ACL Winner Soma Takahito Speaks Portugese Futbol
Former AFC Champions League & J.League winner, Soma Takahito was in town! Junpiter Futbol met up with this Japanese midfielder for a coffee as he spoke about his European adventure with Primeira Liga’s CS Maritimo
Former AFC Champions League & J.League winner, Soma Takahito was in town! Junpiter Futbol met up with this Japanese midfielder for a coffee as he spoke about his European adventure with Primeira Liga’s CS Maritimo and Bundesliga’s FC Energie Cottbus and as well as his current club, Vissel Kobe!
JPF: You have won both the J.League and AFC Champions League with Urawa Reds previously. In your opinion, what is one big difference of playing in the domestic league and Champions League?
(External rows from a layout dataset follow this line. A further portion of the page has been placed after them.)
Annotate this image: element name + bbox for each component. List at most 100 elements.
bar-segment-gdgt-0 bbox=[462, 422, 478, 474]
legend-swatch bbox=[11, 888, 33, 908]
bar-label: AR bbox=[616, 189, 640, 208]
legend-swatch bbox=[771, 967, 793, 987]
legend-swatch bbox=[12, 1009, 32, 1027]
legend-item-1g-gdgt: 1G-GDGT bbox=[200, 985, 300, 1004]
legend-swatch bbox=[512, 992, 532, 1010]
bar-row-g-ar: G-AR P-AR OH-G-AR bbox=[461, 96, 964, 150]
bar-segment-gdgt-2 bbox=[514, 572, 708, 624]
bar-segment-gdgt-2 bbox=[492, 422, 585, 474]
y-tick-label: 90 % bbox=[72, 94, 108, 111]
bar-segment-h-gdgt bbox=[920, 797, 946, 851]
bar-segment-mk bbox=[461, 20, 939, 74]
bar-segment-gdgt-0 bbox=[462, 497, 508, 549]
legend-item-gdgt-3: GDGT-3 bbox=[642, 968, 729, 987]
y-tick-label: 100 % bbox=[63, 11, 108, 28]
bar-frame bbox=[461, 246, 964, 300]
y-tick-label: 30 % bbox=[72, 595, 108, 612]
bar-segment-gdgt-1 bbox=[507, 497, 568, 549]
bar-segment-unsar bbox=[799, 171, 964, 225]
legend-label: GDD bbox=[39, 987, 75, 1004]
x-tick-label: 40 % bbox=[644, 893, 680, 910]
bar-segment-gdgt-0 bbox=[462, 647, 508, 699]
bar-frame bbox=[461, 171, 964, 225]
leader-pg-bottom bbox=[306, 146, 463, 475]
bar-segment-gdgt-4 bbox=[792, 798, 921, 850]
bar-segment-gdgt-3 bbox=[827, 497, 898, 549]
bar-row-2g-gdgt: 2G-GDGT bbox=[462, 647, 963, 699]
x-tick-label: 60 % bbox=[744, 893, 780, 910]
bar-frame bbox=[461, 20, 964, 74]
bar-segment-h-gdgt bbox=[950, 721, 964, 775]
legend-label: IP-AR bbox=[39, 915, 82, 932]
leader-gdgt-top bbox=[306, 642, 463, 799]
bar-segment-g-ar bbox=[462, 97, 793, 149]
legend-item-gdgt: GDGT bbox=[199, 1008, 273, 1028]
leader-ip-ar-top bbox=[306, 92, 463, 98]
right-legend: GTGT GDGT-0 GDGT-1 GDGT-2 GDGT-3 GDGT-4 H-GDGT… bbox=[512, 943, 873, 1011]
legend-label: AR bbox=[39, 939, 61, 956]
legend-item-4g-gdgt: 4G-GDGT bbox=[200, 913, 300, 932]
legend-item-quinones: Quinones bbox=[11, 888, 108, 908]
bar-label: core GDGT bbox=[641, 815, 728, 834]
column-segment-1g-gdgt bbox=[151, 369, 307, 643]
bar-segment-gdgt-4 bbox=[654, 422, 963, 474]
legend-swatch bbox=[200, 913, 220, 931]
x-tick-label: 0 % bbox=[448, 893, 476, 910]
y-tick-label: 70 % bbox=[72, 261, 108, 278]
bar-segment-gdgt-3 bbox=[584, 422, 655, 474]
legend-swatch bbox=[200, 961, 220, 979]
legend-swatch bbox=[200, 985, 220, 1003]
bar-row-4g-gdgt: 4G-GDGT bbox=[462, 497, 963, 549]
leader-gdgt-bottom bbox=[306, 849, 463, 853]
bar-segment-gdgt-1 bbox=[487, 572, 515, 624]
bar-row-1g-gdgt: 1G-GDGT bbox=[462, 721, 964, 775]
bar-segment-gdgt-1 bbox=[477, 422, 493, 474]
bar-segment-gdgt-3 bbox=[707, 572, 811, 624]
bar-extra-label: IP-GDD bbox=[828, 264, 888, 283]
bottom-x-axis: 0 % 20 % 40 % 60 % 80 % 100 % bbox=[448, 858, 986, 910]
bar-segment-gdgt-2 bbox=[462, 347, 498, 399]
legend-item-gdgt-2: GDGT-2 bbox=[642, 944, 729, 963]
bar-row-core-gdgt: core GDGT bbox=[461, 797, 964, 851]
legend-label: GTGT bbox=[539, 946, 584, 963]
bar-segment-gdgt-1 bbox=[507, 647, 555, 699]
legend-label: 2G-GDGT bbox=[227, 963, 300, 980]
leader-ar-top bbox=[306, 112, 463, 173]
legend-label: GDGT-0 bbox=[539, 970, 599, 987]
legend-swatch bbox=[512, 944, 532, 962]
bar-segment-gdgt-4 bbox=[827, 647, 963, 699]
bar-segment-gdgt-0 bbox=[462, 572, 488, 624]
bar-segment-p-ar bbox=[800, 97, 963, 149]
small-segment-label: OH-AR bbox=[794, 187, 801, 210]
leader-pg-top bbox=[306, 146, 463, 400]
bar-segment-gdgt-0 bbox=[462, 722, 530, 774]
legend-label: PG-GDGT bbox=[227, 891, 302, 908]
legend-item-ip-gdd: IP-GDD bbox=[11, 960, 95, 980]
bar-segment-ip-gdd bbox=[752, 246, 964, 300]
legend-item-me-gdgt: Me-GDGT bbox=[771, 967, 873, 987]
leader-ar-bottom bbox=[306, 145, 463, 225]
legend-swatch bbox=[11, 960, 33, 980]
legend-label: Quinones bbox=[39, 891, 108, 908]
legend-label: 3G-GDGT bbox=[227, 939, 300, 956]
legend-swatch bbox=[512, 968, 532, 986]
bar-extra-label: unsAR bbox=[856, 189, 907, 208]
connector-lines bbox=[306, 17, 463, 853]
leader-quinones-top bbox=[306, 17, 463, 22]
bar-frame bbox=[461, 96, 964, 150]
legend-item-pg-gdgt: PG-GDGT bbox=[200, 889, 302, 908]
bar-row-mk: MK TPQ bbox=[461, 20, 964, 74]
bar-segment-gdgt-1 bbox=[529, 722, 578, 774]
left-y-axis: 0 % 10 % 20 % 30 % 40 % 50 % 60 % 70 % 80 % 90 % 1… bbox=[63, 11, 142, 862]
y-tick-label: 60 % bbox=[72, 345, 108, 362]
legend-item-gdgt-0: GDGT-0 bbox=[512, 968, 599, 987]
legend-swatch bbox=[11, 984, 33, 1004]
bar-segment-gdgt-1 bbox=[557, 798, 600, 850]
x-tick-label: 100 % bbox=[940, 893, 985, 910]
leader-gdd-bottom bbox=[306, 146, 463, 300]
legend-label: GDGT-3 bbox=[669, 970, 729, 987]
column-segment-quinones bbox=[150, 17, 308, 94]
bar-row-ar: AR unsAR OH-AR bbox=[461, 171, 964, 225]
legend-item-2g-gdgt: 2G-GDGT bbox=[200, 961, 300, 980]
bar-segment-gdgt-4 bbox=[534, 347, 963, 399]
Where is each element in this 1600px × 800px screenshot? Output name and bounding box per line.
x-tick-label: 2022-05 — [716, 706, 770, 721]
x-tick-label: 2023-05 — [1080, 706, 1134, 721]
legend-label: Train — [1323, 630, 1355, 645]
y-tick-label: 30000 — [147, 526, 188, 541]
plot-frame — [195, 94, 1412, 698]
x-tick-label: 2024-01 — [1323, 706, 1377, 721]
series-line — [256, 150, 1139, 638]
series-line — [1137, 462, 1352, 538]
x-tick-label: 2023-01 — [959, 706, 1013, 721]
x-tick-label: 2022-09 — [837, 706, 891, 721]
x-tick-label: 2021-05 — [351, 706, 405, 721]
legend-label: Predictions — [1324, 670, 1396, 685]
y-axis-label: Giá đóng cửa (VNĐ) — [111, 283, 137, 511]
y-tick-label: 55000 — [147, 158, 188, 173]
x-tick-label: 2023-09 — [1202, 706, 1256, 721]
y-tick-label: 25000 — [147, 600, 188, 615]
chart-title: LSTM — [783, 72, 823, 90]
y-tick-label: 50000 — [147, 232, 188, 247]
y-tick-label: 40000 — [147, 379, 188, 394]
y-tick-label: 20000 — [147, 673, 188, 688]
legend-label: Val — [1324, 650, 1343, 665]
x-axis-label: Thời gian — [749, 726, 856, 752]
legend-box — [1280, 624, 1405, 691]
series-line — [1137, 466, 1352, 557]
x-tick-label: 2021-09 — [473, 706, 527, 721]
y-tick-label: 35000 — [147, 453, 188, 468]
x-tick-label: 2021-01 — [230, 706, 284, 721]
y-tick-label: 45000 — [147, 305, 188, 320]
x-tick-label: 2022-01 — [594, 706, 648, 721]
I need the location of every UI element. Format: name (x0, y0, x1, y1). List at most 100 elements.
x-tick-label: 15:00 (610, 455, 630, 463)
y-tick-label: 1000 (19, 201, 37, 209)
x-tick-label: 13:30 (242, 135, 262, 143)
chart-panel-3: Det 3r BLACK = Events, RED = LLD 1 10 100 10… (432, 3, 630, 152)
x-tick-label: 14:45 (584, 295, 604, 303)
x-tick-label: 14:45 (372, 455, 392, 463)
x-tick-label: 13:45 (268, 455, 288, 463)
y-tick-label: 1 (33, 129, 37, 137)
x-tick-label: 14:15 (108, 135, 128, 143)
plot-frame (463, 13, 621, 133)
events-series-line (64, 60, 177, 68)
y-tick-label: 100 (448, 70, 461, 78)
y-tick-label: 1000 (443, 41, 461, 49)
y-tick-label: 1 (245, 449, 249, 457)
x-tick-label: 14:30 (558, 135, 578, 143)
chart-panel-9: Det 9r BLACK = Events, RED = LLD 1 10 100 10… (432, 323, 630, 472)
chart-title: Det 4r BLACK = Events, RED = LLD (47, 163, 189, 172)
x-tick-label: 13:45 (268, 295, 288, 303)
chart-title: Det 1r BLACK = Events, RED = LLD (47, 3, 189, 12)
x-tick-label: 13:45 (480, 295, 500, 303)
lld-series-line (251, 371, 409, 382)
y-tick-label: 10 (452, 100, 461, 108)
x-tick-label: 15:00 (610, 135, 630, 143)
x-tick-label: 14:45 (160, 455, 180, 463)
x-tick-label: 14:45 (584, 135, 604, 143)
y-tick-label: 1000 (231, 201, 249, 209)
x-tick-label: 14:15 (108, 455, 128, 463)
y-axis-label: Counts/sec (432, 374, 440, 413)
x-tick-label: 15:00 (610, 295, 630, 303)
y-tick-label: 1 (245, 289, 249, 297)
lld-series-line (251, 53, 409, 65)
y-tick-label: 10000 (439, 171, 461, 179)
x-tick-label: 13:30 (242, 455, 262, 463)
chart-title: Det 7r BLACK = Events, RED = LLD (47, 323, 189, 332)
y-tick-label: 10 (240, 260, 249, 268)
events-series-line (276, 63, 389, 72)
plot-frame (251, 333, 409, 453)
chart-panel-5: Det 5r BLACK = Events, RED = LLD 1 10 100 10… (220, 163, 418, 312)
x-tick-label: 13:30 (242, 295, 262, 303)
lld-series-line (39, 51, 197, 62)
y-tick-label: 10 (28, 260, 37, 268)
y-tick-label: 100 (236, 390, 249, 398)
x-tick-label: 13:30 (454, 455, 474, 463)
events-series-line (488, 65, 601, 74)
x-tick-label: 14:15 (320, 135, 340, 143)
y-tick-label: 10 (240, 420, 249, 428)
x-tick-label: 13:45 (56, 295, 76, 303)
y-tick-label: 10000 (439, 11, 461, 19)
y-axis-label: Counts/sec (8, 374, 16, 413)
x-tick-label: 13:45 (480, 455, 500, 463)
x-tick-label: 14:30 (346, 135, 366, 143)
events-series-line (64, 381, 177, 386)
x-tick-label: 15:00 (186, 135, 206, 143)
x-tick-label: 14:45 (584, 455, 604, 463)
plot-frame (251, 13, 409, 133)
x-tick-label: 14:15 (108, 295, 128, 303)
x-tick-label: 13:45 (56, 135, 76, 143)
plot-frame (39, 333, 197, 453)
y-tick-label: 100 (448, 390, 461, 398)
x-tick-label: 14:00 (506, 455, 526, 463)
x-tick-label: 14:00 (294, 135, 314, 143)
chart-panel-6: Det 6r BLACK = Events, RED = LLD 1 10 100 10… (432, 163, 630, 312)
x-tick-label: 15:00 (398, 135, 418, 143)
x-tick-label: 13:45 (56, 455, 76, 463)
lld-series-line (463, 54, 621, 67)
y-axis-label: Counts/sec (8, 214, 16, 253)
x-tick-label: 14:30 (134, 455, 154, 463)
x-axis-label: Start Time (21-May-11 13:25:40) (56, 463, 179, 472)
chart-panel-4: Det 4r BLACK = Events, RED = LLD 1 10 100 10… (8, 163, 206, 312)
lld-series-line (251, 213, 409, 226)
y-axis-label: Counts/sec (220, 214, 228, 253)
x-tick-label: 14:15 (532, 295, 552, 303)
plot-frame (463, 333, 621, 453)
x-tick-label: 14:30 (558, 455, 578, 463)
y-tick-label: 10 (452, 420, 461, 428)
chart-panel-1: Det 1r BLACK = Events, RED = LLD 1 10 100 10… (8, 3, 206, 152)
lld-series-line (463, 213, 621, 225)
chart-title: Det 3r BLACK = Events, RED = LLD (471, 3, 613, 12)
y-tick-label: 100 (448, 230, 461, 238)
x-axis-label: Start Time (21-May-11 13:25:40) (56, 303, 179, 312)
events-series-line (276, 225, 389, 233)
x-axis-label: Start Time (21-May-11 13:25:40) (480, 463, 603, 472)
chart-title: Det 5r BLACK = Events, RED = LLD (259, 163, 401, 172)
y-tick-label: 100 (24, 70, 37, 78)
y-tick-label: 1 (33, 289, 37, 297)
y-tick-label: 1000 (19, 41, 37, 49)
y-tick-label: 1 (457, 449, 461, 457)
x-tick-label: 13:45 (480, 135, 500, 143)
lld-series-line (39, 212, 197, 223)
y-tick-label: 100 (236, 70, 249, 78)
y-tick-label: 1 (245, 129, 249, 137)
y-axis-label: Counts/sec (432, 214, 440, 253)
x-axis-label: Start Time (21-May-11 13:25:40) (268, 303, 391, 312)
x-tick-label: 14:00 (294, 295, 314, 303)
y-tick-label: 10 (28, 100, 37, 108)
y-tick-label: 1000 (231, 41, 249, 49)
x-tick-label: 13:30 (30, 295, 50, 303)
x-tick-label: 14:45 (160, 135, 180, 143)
ST: One big difference has to be the playing environment. As you know, supporters in the Stadium do make us feel motivated. In our domestic league, we will have ten over thousands of supporters cheering the team on. Even if it is an away game in another town or prefecture, we would still be playing in Japan and there would still be supporters cheering us. But playing away games in AFC Champions League, the environment can be hostile and sometimes even lonely. There might not be any Japanese supporter in certain countries which we are playing.
JPF: Although you have donned the jerseys of Tokyo Verdy and currently Vissel Kobe, you have actually achieved the most during your time at Urawa Reds. What do you think about those days at Urawa Reds?
ST: My time at Urawa Reds could probably be the most glorious era in Urawa Reds’ history. We won the J.League and AFC Champions League titles. We even won the Emperor’s Cup! We had tremendous support from not only the supporters, big sponsors also came along and supported the team. Together with the rest of my team mates, all of us worked very hard for the team’s success. There is obviously a different style of management at the club right now. I wouldn’t say it’s not positive, but definitely it’s a different style of management compared to my time with Urawa Reds.
Photo from Urawa-Reds.co.jp
JPF: How was the experience of playing in Europe since you have played for Portuguese Maritimo and German Energie Cottbus?
ST: Prior to my move to Europe, I did receive an offer to stay in the J.League. However, I wanted to continue to challenge myself and I knew Europe would have to be my next destination. During my time in Portugal, I have played against some big names like Brazil’s Ramires (Chelsea), Pablo Aimar (Johor Darul Taksim) and many more. And you know, only by playing these big names would you then improve. Ironically, the playing environment in Bundesliga Division 2 was much better than in Portugal but personally I felt that I did not play to my full potential.
JPF: Was it a challenging journey for you playing in Europe?
ST: Well, as far as food is concerned I had no issue. However, communication was certainly one of the most challenging obstacles I faced. I could recall a training stint at a small island just between Morocco and South Africa – The people there spoke no English and to make it worse for me, they spoke in their native dialect! I didn’t even understand what they were asking during the interview – it was quite embarrassing!
Photos by mediadb.kicker.de (top) & fupa.net (below)
JPF: You were once called up to Japan National Team?
ST: That was in year 2007 when I was called up for training. Japan was preparing for the Kirin Cup then. Unfortunately, I got injured during a training session and never make the final cut.
JPF: Do you think you still have what it takes to be called up to the National Team?
ST: As a professional footballer, I would still want to do my best in my game to earn a call-up to represent my country. No doubt on that.
JPF: Japan has been grouped together with Colombia, Greece and Ivory Coast in Group-C of the FIFA World Cup Brazil 2014. What do you think of Japan’s chances of progressing from the group stage?
ST: I don’t think Japan is grouped in a tough group unlike Spain or Brazil. I think Japan still stands a relatively good chance of progressing if they play well.
Photos from Vissel Kobe website
JPF: Any specific Japanese player in the current Japan squad whom you think will play a key role for the team in this World Cup campaign?
ST: AC Milan’s Keisuke Honda. Hopefully he can quickly adapt to his new club’s environment as European football will be good for his development which in terms will also benefit Japan’s play. I believe he could be the person who can lead Japan with his confidence.
JPF: How much do you know about Singapore football?
ST: I have been here once a couple of years back and now I am here again. From what I know, Singapore is small and probably that’s why Singapore does not set a very high expectation in football. Therefore, the standard of the play here is not that strong at the moment. I believe if one of these days Singapore can groom a superstar in football, this superstar should be able to lead by example and raise the entire level of football standard here in Singapore. Singapore has to work harder.
JPF: What are your hopes for 2014?
ST: I hope to continue to do well with Vissel Kobe this coming season. If we want to progress to Asian level, we will have to maintain our current standard.
JPF: Any advice for young players who aspire to be a good footballer like you?
ST: When I was young, I learned football through participating in many selection trials and trainings. Nowadays, apart from that, young players can also learn a lot from watching English Premier League football on the television. However, one key thing to do is to train with the ball. So learn as much as you can and train hard on the pitch!